Question

There are 4 cyclists in a race. There will be a first place, a second place, and a third place prize awarded. In how many different ways can the 3 prizes be awarded?

Answer 1

The number of ways can the 3 prizes be awarded = 4 ways

Explanation:

It is given that,

There are 4 cyclists in a race.
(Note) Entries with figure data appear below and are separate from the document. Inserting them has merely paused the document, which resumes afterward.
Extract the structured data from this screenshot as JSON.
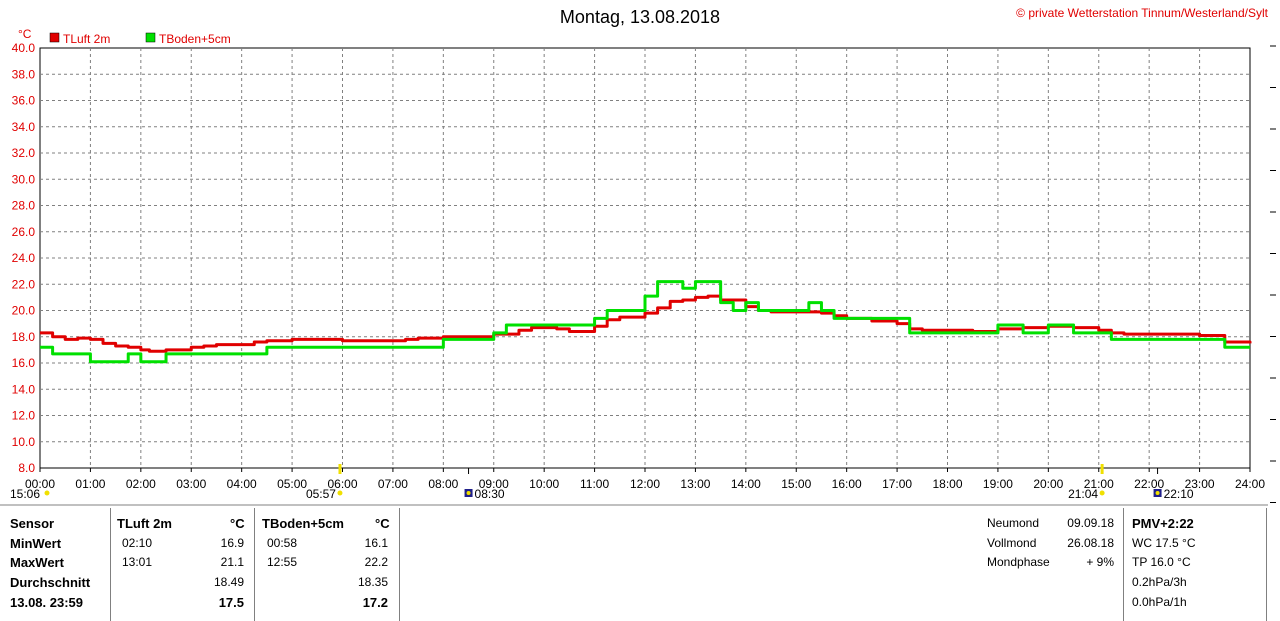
{
  "header": {
    "title": "Montag, 13.08.2018",
    "copyright": "© private Wetterstation Tinnum/Westerland/Sylt"
  },
  "chart_data": {
    "type": "line",
    "y_unit": "°C",
    "ylim": [
      8.0,
      40.0
    ],
    "yticks": [
      "8.0",
      "10.0",
      "12.0",
      "14.0",
      "16.0",
      "18.0",
      "20.0",
      "22.0",
      "24.0",
      "26.0",
      "28.0",
      "30.0",
      "32.0",
      "34.0",
      "36.0",
      "38.0",
      "40.0"
    ],
    "xlim": [
      0,
      24
    ],
    "xticks": [
      "00:00",
      "01:00",
      "02:00",
      "03:00",
      "04:00",
      "05:00",
      "06:00",
      "07:00",
      "08:00",
      "09:00",
      "10:00",
      "11:00",
      "12:00",
      "13:00",
      "14:00",
      "15:00",
      "16:00",
      "17:00",
      "18:00",
      "19:00",
      "20:00",
      "21:00",
      "22:00",
      "23:00",
      "24:00"
    ],
    "grid": true,
    "legend_position": "top-left",
    "series": [
      {
        "name": "TLuft 2m",
        "color": "#e00000",
        "x": [
          0,
          0.25,
          0.5,
          0.75,
          1,
          1.25,
          1.5,
          1.75,
          2,
          2.17,
          2.5,
          3,
          3.25,
          3.5,
          4,
          4.25,
          4.5,
          5,
          5.5,
          6,
          6.5,
          7,
          7.25,
          7.5,
          8,
          8.5,
          9,
          9.5,
          9.75,
          10,
          10.25,
          10.5,
          11,
          11.25,
          11.5,
          12,
          12.25,
          12.5,
          12.75,
          13,
          13.25,
          13.5,
          14,
          14.25,
          14.5,
          15,
          15.5,
          15.75,
          16,
          16.5,
          17,
          17.25,
          17.5,
          18,
          18.5,
          19,
          19.5,
          20,
          20.25,
          20.5,
          21,
          21.25,
          21.5,
          22,
          22.5,
          23,
          23.5,
          24
        ],
        "y": [
          18.3,
          18.0,
          17.8,
          17.9,
          17.8,
          17.5,
          17.3,
          17.2,
          17.0,
          16.9,
          17.0,
          17.2,
          17.3,
          17.4,
          17.4,
          17.6,
          17.7,
          17.8,
          17.8,
          17.7,
          17.7,
          17.7,
          17.8,
          17.9,
          18.0,
          18.0,
          18.2,
          18.5,
          18.7,
          18.7,
          18.6,
          18.4,
          18.8,
          19.3,
          19.5,
          19.8,
          20.2,
          20.7,
          20.8,
          21.0,
          21.1,
          20.8,
          20.3,
          20.0,
          19.9,
          19.9,
          19.8,
          19.6,
          19.4,
          19.2,
          19.0,
          18.6,
          18.5,
          18.5,
          18.4,
          18.6,
          18.7,
          18.8,
          18.8,
          18.7,
          18.5,
          18.3,
          18.2,
          18.2,
          18.2,
          18.1,
          17.6,
          17.5
        ]
      },
      {
        "name": "TBoden+5cm",
        "color": "#00e000",
        "x": [
          0,
          0.25,
          0.5,
          1,
          1.5,
          1.75,
          2,
          2.5,
          3,
          3.5,
          4,
          4.25,
          4.5,
          5,
          5.5,
          6,
          6.5,
          7,
          7.5,
          8,
          8.5,
          9,
          9.25,
          9.5,
          10,
          10.5,
          11,
          11.25,
          11.5,
          12,
          12.25,
          12.5,
          12.75,
          13,
          13.25,
          13.5,
          13.75,
          14,
          14.25,
          14.5,
          15,
          15.25,
          15.5,
          15.75,
          16,
          16.5,
          17,
          17.25,
          17.5,
          18,
          18.5,
          19,
          19.5,
          20,
          20.25,
          20.5,
          21,
          21.25,
          21.5,
          22,
          22.5,
          23,
          23.5,
          24
        ],
        "y": [
          17.2,
          16.7,
          16.7,
          16.1,
          16.1,
          16.7,
          16.1,
          16.7,
          16.7,
          16.7,
          16.7,
          16.7,
          17.2,
          17.2,
          17.2,
          17.2,
          17.2,
          17.2,
          17.2,
          17.8,
          17.8,
          18.3,
          18.9,
          18.9,
          18.9,
          18.9,
          19.4,
          20.0,
          20.0,
          21.1,
          22.2,
          22.2,
          21.7,
          22.2,
          22.2,
          20.6,
          20.0,
          20.6,
          20.0,
          20.0,
          20.0,
          20.6,
          20.0,
          19.4,
          19.4,
          19.4,
          19.4,
          18.3,
          18.3,
          18.3,
          18.3,
          18.9,
          18.3,
          18.9,
          18.9,
          18.3,
          18.3,
          17.8,
          17.8,
          17.8,
          17.8,
          17.8,
          17.2,
          17.2
        ]
      }
    ]
  },
  "astro": {
    "sunrise": "05:57",
    "sunset": "21:04",
    "moonrise": "08:30",
    "moonset": "22:10",
    "left_marker": "15:06"
  },
  "stats": {
    "headers": {
      "sensor": "Sensor",
      "s1": "TLuft 2m",
      "u1": "°C",
      "s2": "TBoden+5cm",
      "u2": "°C"
    },
    "rows": [
      {
        "label": "MinWert",
        "t1": "02:10",
        "v1": "16.9",
        "t2": "00:58",
        "v2": "16.1"
      },
      {
        "label": "MaxWert",
        "t1": "13:01",
        "v1": "21.1",
        "t2": "12:55",
        "v2": "22.2"
      },
      {
        "label": "Durchschnitt",
        "t1": "",
        "v1": "18.49",
        "t2": "",
        "v2": "18.35"
      },
      {
        "label": "13.08. 23:59",
        "t1": "",
        "v1": "17.5",
        "t2": "",
        "v2": "17.2"
      }
    ]
  },
  "moon": {
    "rows": [
      {
        "label": "Neumond",
        "value": "09.09.18"
      },
      {
        "label": "Vollmond",
        "value": "26.08.18"
      },
      {
        "label": "Mondphase",
        "value": "+ 9%"
      }
    ]
  },
  "pmv": {
    "title": "PMV+2:22",
    "lines": [
      "WC 17.5 °C",
      "TP 16.0 °C",
      "0.2hPa/3h",
      "0.0hPa/1h"
    ]
  }
}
There will be a first place, a second place, and a third place prize awarded.

To find the possible number of ways

There are 4 cyclists

The number of prizes = 3

The number of ways can the 3 prizes be awarded = 4C₃

To find 4C₃

4C₃ = (4 * 3 * 2)/(1 * 2 * 3) = 4 ways

Therefore the number of ways can the 3 prizes be awarded = 4 ways

Answer 2

24 ways

Explanation:

We are given that there 4 cyclists in a race and there will be first, second and third place awards for them.

We are to find out the number of ways these prizes can be awarded. For this, we will use the following formula:

`nPr= (n!)/((n-r)!)`

Substituting the values in the above formula to get:

`_4 P_3 = \frac { 4! } { ( 4 - 3 ) !} = \frac { 4 * 3 * 2 * 1} {1} =24`

Therefore, the three prizes can be awarded in 24 ways.